Senior Scientist Bob Rudis calls the Verizon Data Breach Report a "love letter to R"

Analyzing 200,000 records may not seem like a big task. But when those records are security incidents with potentially hundreds of attributes each -- types of bad actors, assets affected, category of organization and more -- it starts getting a little complex for a spreadsheet. So Verizon's annual security report, which was initially done in Excel, is now generated "soup to nuts" in R.

In fact, the Verizon Data Breach Report is somewhat of "a love letter to R," Bob Rudis, managing principal and senior data scientist at Verizon Enterprise Solutions, told the EARL (Effective Applications of the R Language) Boston conference earlier today.

R is "a lot of fun to work with," he said.

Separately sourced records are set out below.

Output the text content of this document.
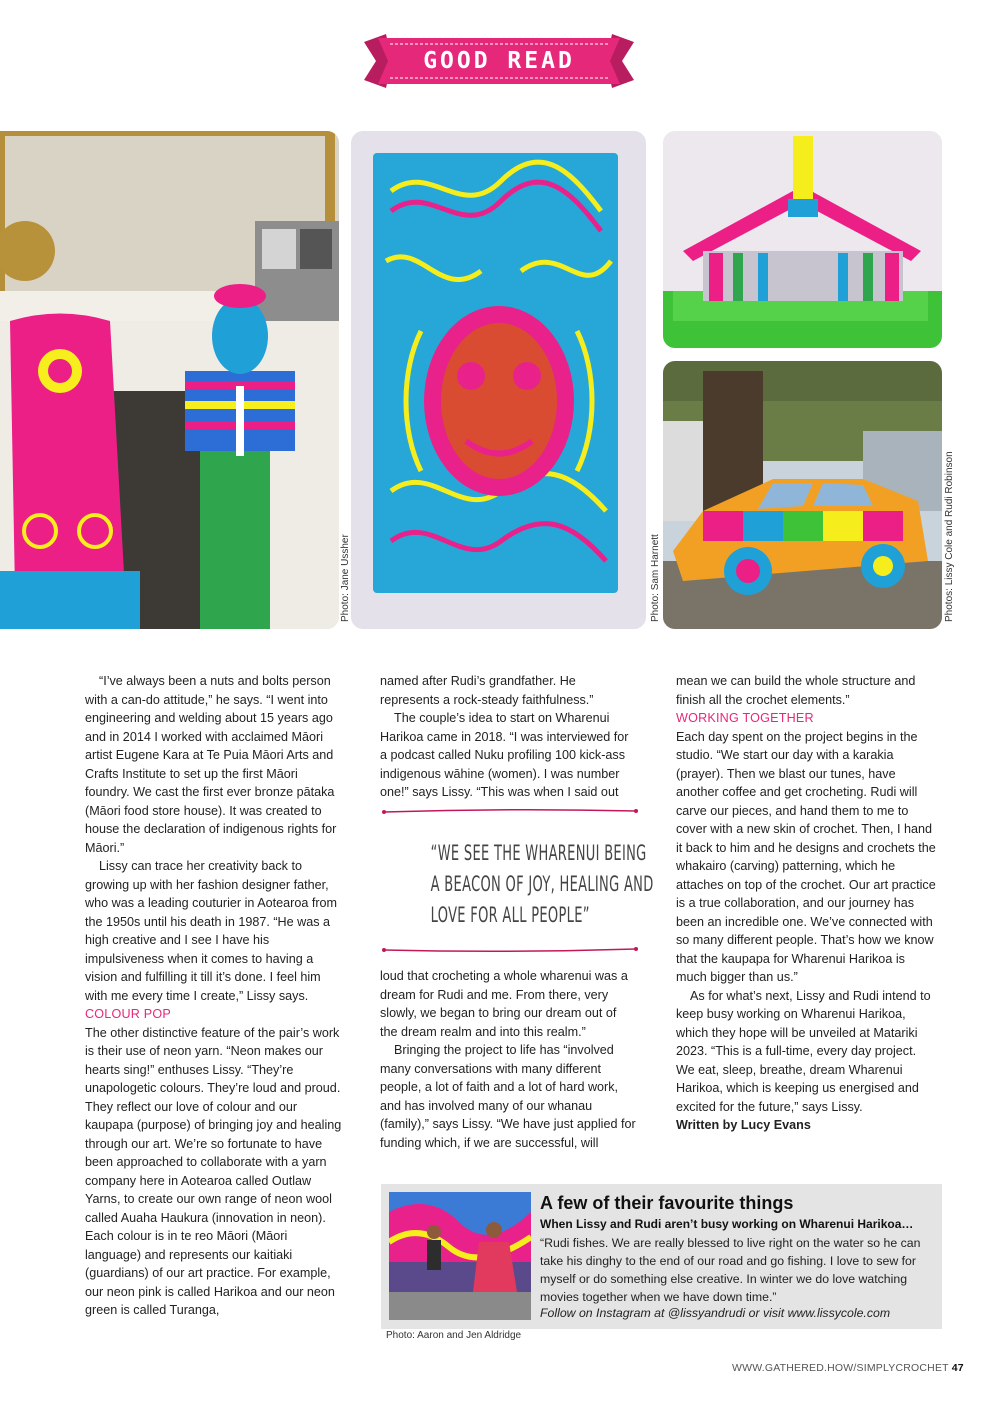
GOOD READ
Photo: Jane Ussher	Photo: Sam Harnett	Photos: Lissy Cole and Rudi Robinson

“I’ve always been a nuts and bolts person with a can-do attitude,” he says. “I went into engineering and welding about 15 years ago and in 2014 I worked with acclaimed Māori artist Eugene Kara at Te Puia Māori Arts and Crafts Institute to set up the first Māori foundry. We cast the first ever bronze pātaka (Māori food store house). It was created to house the declaration of indigenous rights for Māori.”

Lissy can trace her creativity back to growing up with her fashion designer father, who was a leading couturier in Aotearoa from the 1950s until his death in 1987. “He was a high creative and I see I have his impulsiveness when it comes to having a vision and fulfilling it till it’s done. I feel him with me every time I create,” Lissy says.

COLOUR POP

The other distinctive feature of the pair’s work is their use of neon yarn. “Neon makes our hearts sing!” enthuses Lissy. “They’re unapologetic colours. They’re loud and proud. They reflect our love of colour and our kaupapa (purpose) of bringing joy and healing through our art. We’re so fortunate to have been approached to collaborate with a yarn company here in Aotearoa called Outlaw Yarns, to create our own range of neon wool called Auaha Haukura (innovation in neon). Each colour is in te reo Māori (Māori language) and represents our kaitiaki (guardians) of our art practice. For example, our neon pink is called Harikoa and our neon green is called Turanga,

named after Rudi’s grandfather. He represents a rock-steady faithfulness.”

The couple’s idea to start on Wharenui Harikoa came in 2018. “I was interviewed for a podcast called Nuku profiling 100 kick-ass indigenous wāhine (women). I was number one!” says Lissy. “This was when I said out

“WE SEE THE WHARENUI BEING
A BEACON OF JOY, HEALING AND
LOVE FOR ALL PEOPLE”

loud that crocheting a whole wharenui was a dream for Rudi and me. From there, very slowly, we began to bring our dream out of the dream realm and into this realm.”

Bringing the project to life has “involved many conversations with many different people, a lot of faith and a lot of hard work, and has involved many of our whanau (family),” says Lissy. “We have just applied for funding which, if we are successful, will

mean we can build the whole structure and finish all the crochet elements.”

WORKING TOGETHER

Each day spent on the project begins in the studio. “We start our day with a karakia (prayer). Then we blast our tunes, have another coffee and get crocheting. Rudi will carve our pieces, and hand them to me to cover with a new skin of crochet. Then, I hand it back to him and he designs and crochets the whakairo (carving) patterning, which he attaches on top of the crochet. Our art practice is a true collaboration, and our journey has been an incredible one. We’ve connected with so many different people. That’s how we know that the kaupapa for Wharenui Harikoa is much bigger than us.”

As for what’s next, Lissy and Rudi intend to keep busy working on Wharenui Harikoa, which they hope will be unveiled at Matariki 2023. “This is a full-time, every day project. We eat, sleep, breathe, dream Wharenui Harikoa, which is keeping us energised and excited for the future,” says Lissy.

Written by Lucy Evans

A few of their favourite things
When Lissy and Rudi aren’t busy working on Wharenui Harikoa…
“Rudi fishes. We are really blessed to live right on the water so he can take his dinghy to the end of our road and go fishing. I love to sew for myself or do something else creative. In winter we do love watching movies together when we have down time.”
Follow on Instagram at @lissyandrudi or visit www.lissycole.com
Photo: Aaron and Jen Aldridge
WWW.GATHERED.HOW/SIMPLYCROCHET 47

One of the main issues in deciding to move from a spreadsheet to R was the complexity of the data format. Verizon researchers receive incident data from contributing organizations as nested JSON, which means numerous categories also have subcategories. Importing and analyzing all that with Excel was problematic.

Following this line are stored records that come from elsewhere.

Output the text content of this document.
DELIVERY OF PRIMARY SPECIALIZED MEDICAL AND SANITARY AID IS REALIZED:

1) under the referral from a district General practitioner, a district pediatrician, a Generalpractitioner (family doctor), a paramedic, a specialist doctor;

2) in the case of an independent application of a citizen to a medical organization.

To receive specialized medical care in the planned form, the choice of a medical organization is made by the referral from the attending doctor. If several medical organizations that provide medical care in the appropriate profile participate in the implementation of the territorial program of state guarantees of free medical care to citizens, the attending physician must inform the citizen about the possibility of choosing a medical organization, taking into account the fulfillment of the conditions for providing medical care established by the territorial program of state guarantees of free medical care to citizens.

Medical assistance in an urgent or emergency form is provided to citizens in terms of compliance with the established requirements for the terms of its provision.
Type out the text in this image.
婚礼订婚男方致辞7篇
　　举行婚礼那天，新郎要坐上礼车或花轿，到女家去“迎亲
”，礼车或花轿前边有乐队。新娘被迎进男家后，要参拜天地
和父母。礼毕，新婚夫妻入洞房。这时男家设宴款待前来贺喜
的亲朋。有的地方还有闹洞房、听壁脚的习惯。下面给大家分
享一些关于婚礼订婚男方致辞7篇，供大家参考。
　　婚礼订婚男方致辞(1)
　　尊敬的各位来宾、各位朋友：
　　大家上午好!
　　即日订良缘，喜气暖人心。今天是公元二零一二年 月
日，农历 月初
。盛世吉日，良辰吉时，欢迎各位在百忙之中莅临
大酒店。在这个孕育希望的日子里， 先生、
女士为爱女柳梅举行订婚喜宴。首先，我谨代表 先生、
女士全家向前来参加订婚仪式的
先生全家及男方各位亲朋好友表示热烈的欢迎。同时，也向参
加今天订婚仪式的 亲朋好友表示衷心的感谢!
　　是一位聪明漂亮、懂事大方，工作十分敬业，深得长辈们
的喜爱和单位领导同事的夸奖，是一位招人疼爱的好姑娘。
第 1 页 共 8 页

There were other advantages in using R, Rudis said. Because R's ggplot2 package can produce sophisticated publication-quality graphics, the company saved an estimated $15,000 to $20,000 by no longer needing an external graphics design firm. The only change made to the R-created graphics prior to release was swapping in new type fonts. "R [stinks] at fonts," Rudis said.

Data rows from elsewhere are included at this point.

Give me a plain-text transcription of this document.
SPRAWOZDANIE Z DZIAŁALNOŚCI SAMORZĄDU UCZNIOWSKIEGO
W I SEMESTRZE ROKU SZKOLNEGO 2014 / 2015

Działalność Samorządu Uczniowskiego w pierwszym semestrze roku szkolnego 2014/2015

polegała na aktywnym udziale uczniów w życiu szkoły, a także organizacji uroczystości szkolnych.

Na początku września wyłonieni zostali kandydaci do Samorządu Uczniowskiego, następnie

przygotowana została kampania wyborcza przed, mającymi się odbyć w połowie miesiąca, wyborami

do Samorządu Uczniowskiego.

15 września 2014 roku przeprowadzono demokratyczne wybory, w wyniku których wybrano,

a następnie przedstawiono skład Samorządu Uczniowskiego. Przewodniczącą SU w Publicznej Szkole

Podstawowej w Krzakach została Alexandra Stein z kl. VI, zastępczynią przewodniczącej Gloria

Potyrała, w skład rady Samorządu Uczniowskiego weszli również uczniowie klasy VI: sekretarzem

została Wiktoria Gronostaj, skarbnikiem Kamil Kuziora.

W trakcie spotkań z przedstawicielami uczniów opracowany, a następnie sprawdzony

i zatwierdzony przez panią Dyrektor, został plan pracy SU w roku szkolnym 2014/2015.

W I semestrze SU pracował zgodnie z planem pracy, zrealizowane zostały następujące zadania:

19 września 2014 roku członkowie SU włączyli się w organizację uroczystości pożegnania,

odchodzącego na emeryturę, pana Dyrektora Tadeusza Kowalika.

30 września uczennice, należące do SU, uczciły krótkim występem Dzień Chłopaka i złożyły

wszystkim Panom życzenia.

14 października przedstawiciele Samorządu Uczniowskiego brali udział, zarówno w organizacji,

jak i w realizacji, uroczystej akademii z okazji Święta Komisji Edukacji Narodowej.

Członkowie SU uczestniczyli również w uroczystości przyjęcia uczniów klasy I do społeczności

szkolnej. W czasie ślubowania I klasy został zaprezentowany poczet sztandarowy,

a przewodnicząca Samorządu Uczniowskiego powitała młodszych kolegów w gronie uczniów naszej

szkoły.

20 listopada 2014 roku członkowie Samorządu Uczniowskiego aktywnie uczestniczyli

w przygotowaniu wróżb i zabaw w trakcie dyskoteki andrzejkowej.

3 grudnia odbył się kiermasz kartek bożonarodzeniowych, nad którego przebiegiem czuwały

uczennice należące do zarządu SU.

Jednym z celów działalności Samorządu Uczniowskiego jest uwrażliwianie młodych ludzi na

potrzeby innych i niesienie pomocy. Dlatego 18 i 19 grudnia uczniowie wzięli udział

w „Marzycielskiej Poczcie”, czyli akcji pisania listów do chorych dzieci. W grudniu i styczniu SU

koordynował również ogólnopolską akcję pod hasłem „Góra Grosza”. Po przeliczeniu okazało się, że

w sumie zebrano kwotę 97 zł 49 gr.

However, R has great tools for modeling, clustering and other statistical analysis that Verizon wants to do beyond counting, such as examining what attackers are likely to do depending on the type of organization. Even within financial services, he pointed out, top threats are considerably different for, say, banks compared with insurance companies.

The report team also used R to create interactive visualizations such as one that explores which industries have similar threat profiles.

Security data is in an open-source format called VERIS, the Vocabulary for Event Recording and Incident Sharing. For those who would like to analyze publicly reported breach data, there is a VERIS Community Database as well as an R package called verisr to easily work with that data. Rudis and Jay Jacobs also authored a book, Data Driven Security, which details how to use the VERIS schema and R to record and analyze security incidents.

There is considerably more data analyzed in the Verizon report than is available in the public database, including incidents sent in by agencies such as the U.S. Secret Service and FBI, Rudis said.

Among the lessons he said he learned about working with R to analyze this data:

  • Use R Markdown to blend explanatory text with analysis and graphics. R Markdown "makes it super-amazingly awesomely easy to document, iterate, modify and share analyses," Rudis said.
  • "Boil everything into packages," even internal analysis code you're not planning to share externally. This makes it easier to document functions and let others check your results.
  • Version control such as git is "vital to survive everything."

Other open-source tools used in the project include GitLab for internal collaborative development and Slack for collaboration; Rudis wrote an R package called slackr to make it easy to send analysis from R directly into Slack.

Also used: SurveyGizmo, Room.co for secure video chats; Google Hangouts was a non-starter because Google records those sessions, he said, GPG Suite for encrypting communications and RStudio for working in R.

Rudis's slide presentation for the EARL Boston conference is available on Slideshare.